Re: [PATCH v3 3/4] mm: don't expose non-hugetlb page to fast gup prematurely

From: Jan Kara <jack@suse.cz>
To: John Hubbard <jhubbard@nvidia.com>
Cc: "Jan Kara" <jack@suse.cz>, "Michal Hocko" <mhocko@kernel.org>,
	"Kirill A. Shutemov" <kirill@shutemov.name>,
	"Yu Zhao" <yuzhao@google.com>,
	"Peter Zijlstra" <peterz@infradead.org>,
	"Andrew Morton" <akpm@linux-foundation.org>,
	"Kirill A . Shutemov" <kirill.shutemov@linux.intel.com>,
	"Ingo Molnar" <mingo@redhat.com>,
	"Arnaldo Carvalho de Melo" <acme@kernel.org>,
	"Alexander Shishkin" <alexander.shishkin@linux.intel.com>,
	"Jiri Olsa" <jolsa@redhat.com>,
	"Namhyung Kim" <namhyung@kernel.org>,
	"Vlastimil Babka" <vbabka@suse.cz>,
	"Hugh Dickins" <hughd@google.com>,
	"Jérôme Glisse" <jglisse@redhat.com>,
	"Andrea Arcangeli" <aarcange@redhat.com>,
	"Aneesh Kumar K . V" <aneesh.kumar@linux.ibm.com>,
	"David Rientjes" <rientjes@google.com>,
	"Matthew Wilcox" <willy@infradead.org>,
	"Lance Roy" <ldr709@gmail.com>,
	"Ralph Campbell" <rcampbell@nvidia.com>,
	"Jason Gunthorpe" <jgg@ziepe.ca>,
	"Dave Airlie" <airlied@redhat.com>,
	"Thomas Hellstrom" <thellstrom@vmware.com>,
	"Souptick Joarder" <jrdr.linux@gmail.com>,
	"Mel Gorman" <mgorman@suse.de>,
	"Mike Kravetz" <mike.kravetz@oracle.com>,
	"Huang Ying" <ying.huang@intel.com>,
	"Aaron Lu" <ziqian.lzq@antfin.com>,
	"Omar Sandoval" <osandov@fb.com>,
	"Thomas Gleixner" <tglx@linutronix.de>,
	"Vineeth Remanan Pillai" <vpillai@digitalocean.com>,
	"Daniel Jordan" <daniel.m.jordan@oracle.com>,
	"Mike Rapoport" <rppt@linux.ibm.com>,
	"Joel Fernandes" <joel@joelfernandes.org>,
	"Mark Rutland" <mark.rutland@arm.com>,
	"Alexander Duyck" <alexander.h.duyck@linux.intel.com>,
	"Pavel Tatashin" <pavel.tatashin@microsoft.com>,
	"David Hildenbrand" <david@redhat.com>,
	"Juergen Gross" <jgross@suse.com>,
	"Anthony Yznaga" <anthony.yznaga@oracle.com>,
	"Johannes Weiner" <hannes@cmpxchg.org>,
	"Darrick J . Wong" <darrick.wong@oracle.com>,
	linux-kernel@vger.kernel.org, linux-mm@kvack.org,
	"Paul E. McKenney" <paulmck@kernel.org>
Subject: Re: [PATCH v3 3/4] mm: don't expose non-hugetlb page to fast gup prematurely
Date: Wed, 2 Oct 2019 11:24:47 +0200	[thread overview]
Message-ID: <20191002092447.GC9320@quack2.suse.cz> (raw)
In-Reply-To: <d7371e9b-c68b-1793-d10d-c1e7a504855c@nvidia.com>

On Tue 01-10-19 11:43:30, John Hubbard wrote:
> On 10/1/19 12:10 AM, Jan Kara wrote:
> > On Mon 30-09-19 10:57:08, John Hubbard wrote:
> >> On 9/30/19 2:20 AM, Jan Kara wrote:
> >>> On Fri 27-09-19 12:31:41, John Hubbard wrote:
> >>>> On 9/27/19 5:33 AM, Michal Hocko wrote:
> >>>>> On Thu 26-09-19 20:26:46, John Hubbard wrote:
> >>>>>> On 9/26/19 3:20 AM, Kirill A. Shutemov wrote:
> >> ...
> >> 2. Your code above is after the "pmd = READ_ONCE(*pmdp)" line, so by then,
> >> it's already found the pte based on reading a stale pmd.

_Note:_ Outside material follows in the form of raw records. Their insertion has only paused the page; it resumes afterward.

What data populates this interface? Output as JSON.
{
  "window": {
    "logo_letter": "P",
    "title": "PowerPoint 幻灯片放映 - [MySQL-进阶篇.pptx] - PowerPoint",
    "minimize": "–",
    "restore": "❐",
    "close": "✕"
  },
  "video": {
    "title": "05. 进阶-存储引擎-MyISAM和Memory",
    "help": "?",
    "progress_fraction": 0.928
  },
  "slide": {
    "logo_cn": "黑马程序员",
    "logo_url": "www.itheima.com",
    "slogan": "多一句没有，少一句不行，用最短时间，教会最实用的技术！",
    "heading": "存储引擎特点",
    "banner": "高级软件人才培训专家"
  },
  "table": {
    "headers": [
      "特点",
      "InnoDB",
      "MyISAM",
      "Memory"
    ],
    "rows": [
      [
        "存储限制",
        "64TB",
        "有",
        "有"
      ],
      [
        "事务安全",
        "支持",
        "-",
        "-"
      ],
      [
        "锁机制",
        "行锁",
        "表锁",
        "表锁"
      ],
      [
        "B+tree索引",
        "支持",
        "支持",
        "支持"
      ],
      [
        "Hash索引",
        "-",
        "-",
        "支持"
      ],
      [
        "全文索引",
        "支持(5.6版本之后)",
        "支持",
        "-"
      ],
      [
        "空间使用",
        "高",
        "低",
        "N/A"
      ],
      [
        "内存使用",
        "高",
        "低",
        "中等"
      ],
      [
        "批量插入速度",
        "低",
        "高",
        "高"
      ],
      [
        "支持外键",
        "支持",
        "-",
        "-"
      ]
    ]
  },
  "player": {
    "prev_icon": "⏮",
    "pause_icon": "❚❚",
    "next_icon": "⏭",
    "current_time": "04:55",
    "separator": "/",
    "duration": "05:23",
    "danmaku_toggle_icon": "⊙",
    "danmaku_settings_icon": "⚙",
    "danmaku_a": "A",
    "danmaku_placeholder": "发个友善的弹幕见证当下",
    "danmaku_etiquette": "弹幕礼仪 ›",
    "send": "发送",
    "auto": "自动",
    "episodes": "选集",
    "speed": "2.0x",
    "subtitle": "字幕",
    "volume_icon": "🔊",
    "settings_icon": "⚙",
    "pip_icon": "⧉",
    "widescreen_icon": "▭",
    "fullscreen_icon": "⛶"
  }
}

So checking the
> >> pte seems like it's checking the wrong thing--it's too late, for this case,
> >> right?
> > 
> > Well, if PMD is getting freed, all PTEs in it should be cleared by that
> > time, shouldn't they? So although we read from stale PMD, either we already
> > see cleared PTE or the check pte_val(pte) != pte_val(*ptep) will fail and
> > so we never actually succeed in getting stale PTE entry (at least unless
> > the page table page that used to be PMD can get freed and reused
> > - which is not the case in the example you've shown above).
> 
> Right, that's not what the example shows, but there is nothing here to prevent
> the page table pages from being freed and re-used.
> 
> > So I still don't see a problem. That being said I don't feel being expert
> > in this particular area. I just always thought GUP prevents races like this
> > by the scheme I describe so I'd like to see what I'm missing :).
> 
> I'm very much still "in training" here, so I hope I'm not wasting everyone's 
> time. But I feel confident in stating at least this much:
> 
> There are two distinct lockless synchronization mechanisms here, each
> protecting against a different issue, and it's important not to conflate
> them and think that one protects against the other. I still see a hole in
> (2) below. The mechanisms are:
> 
> 1) Protection against a page (not the page table itself) getting freed
> while get_user_pages*() is trying to take a reference to it. This is avoided
> by the try-get and the re-checking of pte values that you mention above.
> It's an elegant little thing, too. :)
> 
> 2) Protection against page tables getting freed while a get_user_pages_fast()
> call is in progress. This relies on disabling interrupts in gup_fast(), while
> firing interrupts in the freeing path (via tlb flushing, IPIs). And on memory
> barriers (doh--missing!) to avoid leaking memory references outside of the
> irq disabling. 

OK, so you are concerned that the page table walk of pgd->p4d->pud->pmd
will get prefetched by the CPU before interrupts are disabled, somewhere in
the middle of the walk IPI flushing TLBs on the cpu will happen allowing
munmap() on another CPU to proceed and free page tables so the rest of the
walk will happen on freed and possibly reused pages. Do I understand you
right?

Realistically, I don't think this can happen as I'd expect the CPU to throw
away the speculation state on interrupt. But that's just my expectation and
I agree that I don't see anything in Documentation/memory-barriers.txt that
would prevent what you are concerned about. Let's ask Paul :)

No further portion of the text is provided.